Voorlopige voorziening in het bestuursrechtelijke beroep tegen ambtshalve beoordeling van uitstel van vertrek op grond van artikel 64 Vw

In deze zaak heeft de voorzieningenrechter van de Rechtbank Den Haag op 12 februari 2025 uitspraak gedaan in een verzoek om een voorlopige voorziening. Verzoeker, een Pakistaanse man geboren in 1972, heeft een aanvraag ingediend tegen de besluiten van de minister van Asiel en Migratie, die hem ambtshalve had beoordeeld en had geoordeeld dat hij niet in aanmerking kwam voor uitstel van vertrek op grond van artikel 64 van de Vreemdelingenwet 2000. De voorzieningenrechter heeft geoordeeld dat verzoeker niet mag worden uitgezet totdat de minister een aanvullend BMA-advies heeft overgelegd, waaruit blijkt dat de behandelmogelijkheden in Karachi nog steeds beschikbaar zijn. De voorzieningenrechter heeft vastgesteld dat de uitzetting van verzoeker gepland stond op 13 februari 2025, en dat er een reëel risico bestaat dat verzoeker in Pakistan niet de noodzakelijke medische zorg kan krijgen die hij nodig heeft. Verzoeker heeft medische problemen, waaronder hypertensie, diabetes en verhoogd cholesterol, en heeft niet aannemelijk gemaakt dat de zorg in Pakistan voor hem toegankelijk is. De voorzieningenrechter heeft de minister opgedragen om een actueel BMA-advies te overleggen, aangezien het eerdere advies van 29 september 2023 verouderd is. De voorzieningenrechter heeft ook geoordeeld dat verzoeker recht heeft op een vergoeding van zijn proceskosten, die door de minister moet worden betaald.

Uitspraak

RECHTBANK DEN HAAG

Zittingsplaats Rotterdam
Bestuursrecht
zaaknummer: NL25.3088

uitspraak van de voorzieningenrechter in de zaak tussen

[naam verzoeker] , V-nummer: [V-nummer] , verzoeker

(gemachtigde: mr. J.E. Groenenberg),
en

de minister van Asiel en Migratie, verweerder

(gemachtigde: mr. I. Vugs).

Procesverloop

Met de besluiten van 27 januari 2022 en van 3 januari 2023 (de primaire besluiten) heeft verweerder ambtshalve geoordeeld dat verzoeker niet in aanmerking komt voor uitstel van vertrek op grond van artikel 64 van de Vreemdelingenwet 2000 (Vw).
Verzoeker heeft tegen de primaire besluiten bezwaar gemaakt. Hij heeft daarnaast de voorzieningenrechter gevraagd om een voorloge voorziening te treffen.
Met het besluit van 6 februari 2025 (het bestreden besluit) heeft verweerder het bezwaar van verzoeker tegen de primaire besluiten ongegrond verklaard.
Verzoeker heeft hiertegen beroep ingesteld, zodat het verzoek om een voorlopige voorziening geldt als een verzoek gedaan hangende het beroep bij de rechtbank.
Verzoeker heeft op 10 en 11 februari 2025 gronden ingediend. Verweerder heeft op 11 februari 2025 een verweerschrift ingediend. Daarna hebben partijen nogmaals op elkaar gereageerd. De voorzieningenrechter heeft het onderzoek op 12 februari 2025 gesloten.

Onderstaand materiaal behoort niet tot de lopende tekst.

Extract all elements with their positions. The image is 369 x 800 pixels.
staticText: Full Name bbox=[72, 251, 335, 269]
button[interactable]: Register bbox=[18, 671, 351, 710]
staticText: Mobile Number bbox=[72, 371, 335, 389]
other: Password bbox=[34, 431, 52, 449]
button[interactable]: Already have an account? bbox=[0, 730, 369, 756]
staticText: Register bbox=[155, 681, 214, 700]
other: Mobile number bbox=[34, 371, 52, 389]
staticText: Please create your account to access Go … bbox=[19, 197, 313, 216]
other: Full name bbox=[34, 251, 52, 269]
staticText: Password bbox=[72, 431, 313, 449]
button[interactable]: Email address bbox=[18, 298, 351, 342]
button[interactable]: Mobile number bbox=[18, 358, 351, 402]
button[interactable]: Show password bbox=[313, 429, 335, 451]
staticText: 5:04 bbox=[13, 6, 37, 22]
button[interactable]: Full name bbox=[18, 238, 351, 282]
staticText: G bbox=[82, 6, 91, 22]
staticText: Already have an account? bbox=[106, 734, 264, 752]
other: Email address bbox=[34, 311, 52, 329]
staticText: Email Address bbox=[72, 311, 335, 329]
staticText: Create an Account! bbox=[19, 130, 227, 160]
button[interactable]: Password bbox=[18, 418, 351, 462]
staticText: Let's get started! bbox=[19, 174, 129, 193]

Beoordeling door de voorzieningenrechter

Inleiding
1.1.
Op grond van 8:83, vierde lid, van de Algemene wet bestuursrecht kan de voorzieningenrechter indien onverwijlde spoed dat vereist en partijen daardoor niet in hun belangen worden geschaad, uitspraak doen zonder dat partijen worden uitgenodigd om op een zitting te verschijnen. De voorzieningenrechter ziet aanleiding om van deze bevoegdheid gebruik te maken nu de uitzetting van verzoeker staat gepland op 13 februari 2025. Hij wordt op die dag om 15:05 uur met vluchtnummer [vluchtnummer] uitgezet naar Pakistan.
1.2.
Verzoeker is geboren op [geboortedatum] 1972 en heeft de Pakistaanse nationaliteit. Hij verblijft in Nederland en heeft meerdere asielprocedures doorlopen die niet tot een verblijfsvergunning hebben geleid. Verzoeker kampt met medische problemen. Hij heeft een hoge bloeddruk (hypertensie) met orgaanschade in de vorm van (gering) eiwitverlies met de urine, suikerziekte (diabetes mellitus) en verhoogd cholesterol. Eiser moet elke drie maanden bij de huisarts langs voor controle en gebruikt medicatie voor de genoemde aandoeningen. De behandeling is van blijvende aard.
Bestreden besluit
2. Met de primaire besluiten, gehandhaafd met het bestreden besluit, heeft verweerder ambtshalve geoordeeld dat verzoeker niet in aanmerking komt voor uitstel van vertrek op grond van artikel 64 van de Vreemdelingenwet 2000 (Vw). Daarbij heeft verweerder zich op het standpunt gesteld dat uit de BMA-adviezen van 28 oktober 2022 en 29 september 2023 blijkt dat verzoeker in staat is om te reizen. Ook blijkt volgens verweerder uit die adviezen dat het achterwege blijven van de noodzakelijke medische behandeling weliswaar zal leiden tot een medische noodsituatie op korte termijn, maar dat de noodzakelijke medische behandeling in Pakistan aanwezig is. Verzoeker heeft niet aannemelijk gemaakt dat deze zorg voor hem feitelijk niet toegankelijk is, zodat geen sprake is van een reëel risico op schending van artikel 3 van het EVRM, aldus verweerder.
Beoordeling
Had het besluit ondertekend moeten worden?
3. Verzoeker betoogt dat het bestreden besluit ten onrechte niet is ondertekend en wijst daarbij op de uitspraak van de Afdeling bestuursrechtspraak van de Raad van State (Afdeling) van 6 november 2023, ECLI:NL:RVS:2023:4082.
3.1.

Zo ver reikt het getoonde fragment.